终于“跟港台同步,与国际接轨”,胡为他们兴奋之余,便随时准备着,为发扬悠久的黑帮文化,为献身伟大的古惑主义事业 ,为开创天地,为打出名气,而努力,而奋斗!
除了在学校里面充霸王占地盘,又或者在学校之间串串场露露脸,胡为他们更多的是在街面上扬威、在社会上立万。
当然,与他们有相同想法的人,不在少数。
单以一个小小的“百花地区”为例,插旗、吹哨、宣名、亮号的帮派或人物,即便没有上百号,至少也有几十个。
就具体实力和现有名气而论,“振兴社之三联帮”排名靠后,几乎垫底,急待提升!
说来也巧,正当胡为他们急不可耐的无所适从的心急火燎的无事生非之际,居然有人找上门来,请他们出马帮忙。
这真应了那句老话——“瞌睡撞上递枕头,尿急遇到发夜壶”——手痒正好有人约打架,简直是“雪中送炭”啊!
来约他们的人,可不得了——一个真正的“操哥”、地道的“街娃儿”、纯粹的地痞、正宗的流氓、道上的前辈、江湖的名宿、成天游手好闲、整日不务正业、无事招蜂惹蝶、有空逗猫惹狗、吓得小孩不敢尿床、吓得姑娘不走夜路、威震“百花地区”、遗臭成都近郊、方圆十里之内人人视其为“瘟神”、个个近而远之的“烂账”加“滚龙”——江湖人称之为“鸡哥”!
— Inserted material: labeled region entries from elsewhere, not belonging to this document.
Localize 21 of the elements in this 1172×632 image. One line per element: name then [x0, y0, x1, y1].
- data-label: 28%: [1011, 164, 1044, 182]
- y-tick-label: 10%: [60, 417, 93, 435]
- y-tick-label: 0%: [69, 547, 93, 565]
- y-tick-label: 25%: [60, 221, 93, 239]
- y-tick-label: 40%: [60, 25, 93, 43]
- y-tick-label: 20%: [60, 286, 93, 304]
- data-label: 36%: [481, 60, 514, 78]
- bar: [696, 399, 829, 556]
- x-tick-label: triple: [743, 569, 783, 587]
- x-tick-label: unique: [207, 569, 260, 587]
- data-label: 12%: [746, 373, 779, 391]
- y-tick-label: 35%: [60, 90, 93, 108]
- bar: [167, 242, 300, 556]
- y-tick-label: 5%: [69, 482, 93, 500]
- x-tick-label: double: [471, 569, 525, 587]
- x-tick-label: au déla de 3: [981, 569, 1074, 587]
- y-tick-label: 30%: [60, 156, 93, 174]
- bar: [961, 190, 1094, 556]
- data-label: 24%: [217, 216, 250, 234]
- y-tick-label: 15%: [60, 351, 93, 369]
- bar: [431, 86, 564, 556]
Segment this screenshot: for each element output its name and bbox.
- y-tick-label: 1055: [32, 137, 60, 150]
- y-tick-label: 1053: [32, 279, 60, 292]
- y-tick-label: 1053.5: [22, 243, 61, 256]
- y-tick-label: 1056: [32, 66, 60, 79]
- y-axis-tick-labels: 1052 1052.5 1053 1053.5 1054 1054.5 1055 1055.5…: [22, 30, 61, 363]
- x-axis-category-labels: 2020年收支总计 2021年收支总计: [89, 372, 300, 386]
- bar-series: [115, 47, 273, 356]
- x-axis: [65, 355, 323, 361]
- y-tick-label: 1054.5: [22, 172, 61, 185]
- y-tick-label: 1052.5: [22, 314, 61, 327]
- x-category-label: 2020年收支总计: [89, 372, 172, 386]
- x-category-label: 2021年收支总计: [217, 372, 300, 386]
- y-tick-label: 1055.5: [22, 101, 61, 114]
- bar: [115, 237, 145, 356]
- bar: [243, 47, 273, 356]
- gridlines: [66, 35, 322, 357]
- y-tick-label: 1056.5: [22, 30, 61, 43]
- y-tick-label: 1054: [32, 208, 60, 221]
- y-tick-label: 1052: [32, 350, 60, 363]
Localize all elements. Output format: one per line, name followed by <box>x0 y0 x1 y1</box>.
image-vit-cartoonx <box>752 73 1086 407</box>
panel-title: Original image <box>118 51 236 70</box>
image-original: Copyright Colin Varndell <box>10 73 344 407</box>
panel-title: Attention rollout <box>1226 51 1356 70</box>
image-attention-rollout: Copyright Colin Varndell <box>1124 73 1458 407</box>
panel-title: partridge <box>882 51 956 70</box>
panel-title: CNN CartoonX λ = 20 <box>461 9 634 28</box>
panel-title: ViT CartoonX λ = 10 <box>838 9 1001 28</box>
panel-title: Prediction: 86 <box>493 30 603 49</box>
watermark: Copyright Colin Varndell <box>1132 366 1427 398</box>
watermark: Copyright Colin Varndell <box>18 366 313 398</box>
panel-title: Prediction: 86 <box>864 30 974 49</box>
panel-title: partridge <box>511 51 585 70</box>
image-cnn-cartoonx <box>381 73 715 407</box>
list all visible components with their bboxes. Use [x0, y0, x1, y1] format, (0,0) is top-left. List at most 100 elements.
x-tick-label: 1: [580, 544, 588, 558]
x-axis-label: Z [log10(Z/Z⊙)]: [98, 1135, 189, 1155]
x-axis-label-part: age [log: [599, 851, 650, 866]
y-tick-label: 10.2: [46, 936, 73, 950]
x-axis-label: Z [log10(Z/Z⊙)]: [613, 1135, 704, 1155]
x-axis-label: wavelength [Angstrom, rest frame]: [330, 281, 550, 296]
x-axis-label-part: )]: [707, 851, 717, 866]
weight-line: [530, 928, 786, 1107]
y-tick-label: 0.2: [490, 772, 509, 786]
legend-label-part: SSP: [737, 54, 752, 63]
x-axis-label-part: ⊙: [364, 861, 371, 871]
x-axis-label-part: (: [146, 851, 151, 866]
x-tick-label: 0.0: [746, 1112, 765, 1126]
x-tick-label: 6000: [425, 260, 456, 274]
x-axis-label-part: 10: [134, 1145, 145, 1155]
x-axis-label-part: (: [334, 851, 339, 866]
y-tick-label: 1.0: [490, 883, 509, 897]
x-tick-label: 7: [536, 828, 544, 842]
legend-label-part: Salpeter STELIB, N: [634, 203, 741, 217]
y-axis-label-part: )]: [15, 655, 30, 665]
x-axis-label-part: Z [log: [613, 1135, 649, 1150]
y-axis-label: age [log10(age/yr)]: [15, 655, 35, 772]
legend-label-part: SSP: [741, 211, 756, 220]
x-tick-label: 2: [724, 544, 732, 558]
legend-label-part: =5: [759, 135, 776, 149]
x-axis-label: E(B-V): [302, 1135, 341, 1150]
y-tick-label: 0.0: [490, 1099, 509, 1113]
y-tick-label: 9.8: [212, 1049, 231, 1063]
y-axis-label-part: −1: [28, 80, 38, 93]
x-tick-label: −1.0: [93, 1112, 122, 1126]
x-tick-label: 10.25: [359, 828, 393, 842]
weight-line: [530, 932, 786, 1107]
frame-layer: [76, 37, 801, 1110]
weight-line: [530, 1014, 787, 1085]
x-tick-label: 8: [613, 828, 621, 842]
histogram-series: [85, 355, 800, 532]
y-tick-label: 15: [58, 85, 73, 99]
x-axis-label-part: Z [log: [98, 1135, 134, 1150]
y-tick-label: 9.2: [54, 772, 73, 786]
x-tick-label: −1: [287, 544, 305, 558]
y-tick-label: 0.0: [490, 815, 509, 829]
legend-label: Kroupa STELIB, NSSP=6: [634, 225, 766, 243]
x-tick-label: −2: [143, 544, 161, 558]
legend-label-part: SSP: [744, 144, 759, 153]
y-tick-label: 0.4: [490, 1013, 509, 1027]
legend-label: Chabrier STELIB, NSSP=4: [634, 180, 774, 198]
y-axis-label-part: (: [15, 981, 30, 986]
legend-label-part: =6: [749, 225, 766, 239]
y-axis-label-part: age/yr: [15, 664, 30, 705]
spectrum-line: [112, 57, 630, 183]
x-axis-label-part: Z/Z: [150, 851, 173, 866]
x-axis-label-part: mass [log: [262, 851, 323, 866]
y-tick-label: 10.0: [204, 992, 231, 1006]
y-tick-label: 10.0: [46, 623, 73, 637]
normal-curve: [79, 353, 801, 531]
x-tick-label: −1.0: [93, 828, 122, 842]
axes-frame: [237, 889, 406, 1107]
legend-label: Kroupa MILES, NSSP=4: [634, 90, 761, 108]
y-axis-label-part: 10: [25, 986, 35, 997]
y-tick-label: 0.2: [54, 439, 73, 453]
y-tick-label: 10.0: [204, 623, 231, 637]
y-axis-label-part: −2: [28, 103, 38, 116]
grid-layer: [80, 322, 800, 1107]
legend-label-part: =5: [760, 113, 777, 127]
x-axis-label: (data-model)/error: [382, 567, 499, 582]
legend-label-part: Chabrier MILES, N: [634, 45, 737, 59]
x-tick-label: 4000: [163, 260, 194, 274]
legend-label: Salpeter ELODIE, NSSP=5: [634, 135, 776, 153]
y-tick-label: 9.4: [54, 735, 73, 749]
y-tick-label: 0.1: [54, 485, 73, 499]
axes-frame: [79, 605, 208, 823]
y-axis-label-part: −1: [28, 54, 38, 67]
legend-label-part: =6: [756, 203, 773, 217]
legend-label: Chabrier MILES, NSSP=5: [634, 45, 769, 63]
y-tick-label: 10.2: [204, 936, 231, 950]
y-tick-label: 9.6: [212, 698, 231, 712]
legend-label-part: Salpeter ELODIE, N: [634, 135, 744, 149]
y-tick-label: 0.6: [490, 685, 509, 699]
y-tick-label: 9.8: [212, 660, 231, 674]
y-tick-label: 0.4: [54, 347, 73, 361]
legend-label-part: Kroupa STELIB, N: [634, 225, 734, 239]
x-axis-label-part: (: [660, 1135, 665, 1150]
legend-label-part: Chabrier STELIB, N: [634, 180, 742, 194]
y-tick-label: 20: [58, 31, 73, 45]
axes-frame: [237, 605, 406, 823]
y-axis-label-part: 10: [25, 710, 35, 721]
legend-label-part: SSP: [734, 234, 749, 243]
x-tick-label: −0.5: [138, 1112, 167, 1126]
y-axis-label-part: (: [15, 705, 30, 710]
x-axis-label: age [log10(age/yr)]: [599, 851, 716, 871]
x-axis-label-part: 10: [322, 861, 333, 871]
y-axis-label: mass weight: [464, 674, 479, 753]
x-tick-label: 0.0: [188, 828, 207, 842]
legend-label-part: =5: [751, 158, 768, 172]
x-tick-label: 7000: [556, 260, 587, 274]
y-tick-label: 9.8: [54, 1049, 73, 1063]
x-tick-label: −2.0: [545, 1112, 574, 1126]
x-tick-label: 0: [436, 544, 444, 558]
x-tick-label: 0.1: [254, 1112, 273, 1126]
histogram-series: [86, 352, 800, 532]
实事求是的讲,按其名头和“辈份”,胡为他们要挨两截,应该尊称“鸡哥”为“鸡爷”!
然而,此“鸡哥”非彼“鸡哥”,这个“鸡爷”也不是香港屯门“洪兴”的“山鸡”,最多不过是成都西门“红烧”的“土鸡”。
对!“土鸡”!!
“鸡哥”出道之初就叫“土鸡”!!!
话说,这天蓝天如洗、红日当空,“土鸡”闲来无事,溜达到百花潭公园的侧门,发现新开了一家名叫“丽人行”的发廊,店外一个红蓝白三色的螺旋转筒,倒也颇为新颖,十分吸引眼球。
“土鸡”一下来了兴趣,也想烫个时下流行的“爆炸式”,洋盘洋盘,遂推门而入,一屁股坐到了那可以升降坐躺的专用理发椅子上面。
一个胖乖胖乖的洗头小妹,先给客人来了个别致的“干式洗发”,接着是一通舒服的头部按摩。
一个母兮母兮的“广东师傅”,先用剪刀仔细地打了一阵发巅,接着用卷发筒裹上一个个发卷。
头上罩着“太空帽”似的加热器,耳畔听着张国荣的粤语歌,手中捧着最新版的时尚画报,眼里看着三点式的比基尼美女图片,“土鸡”觉得十分享受,完全沉醉其中。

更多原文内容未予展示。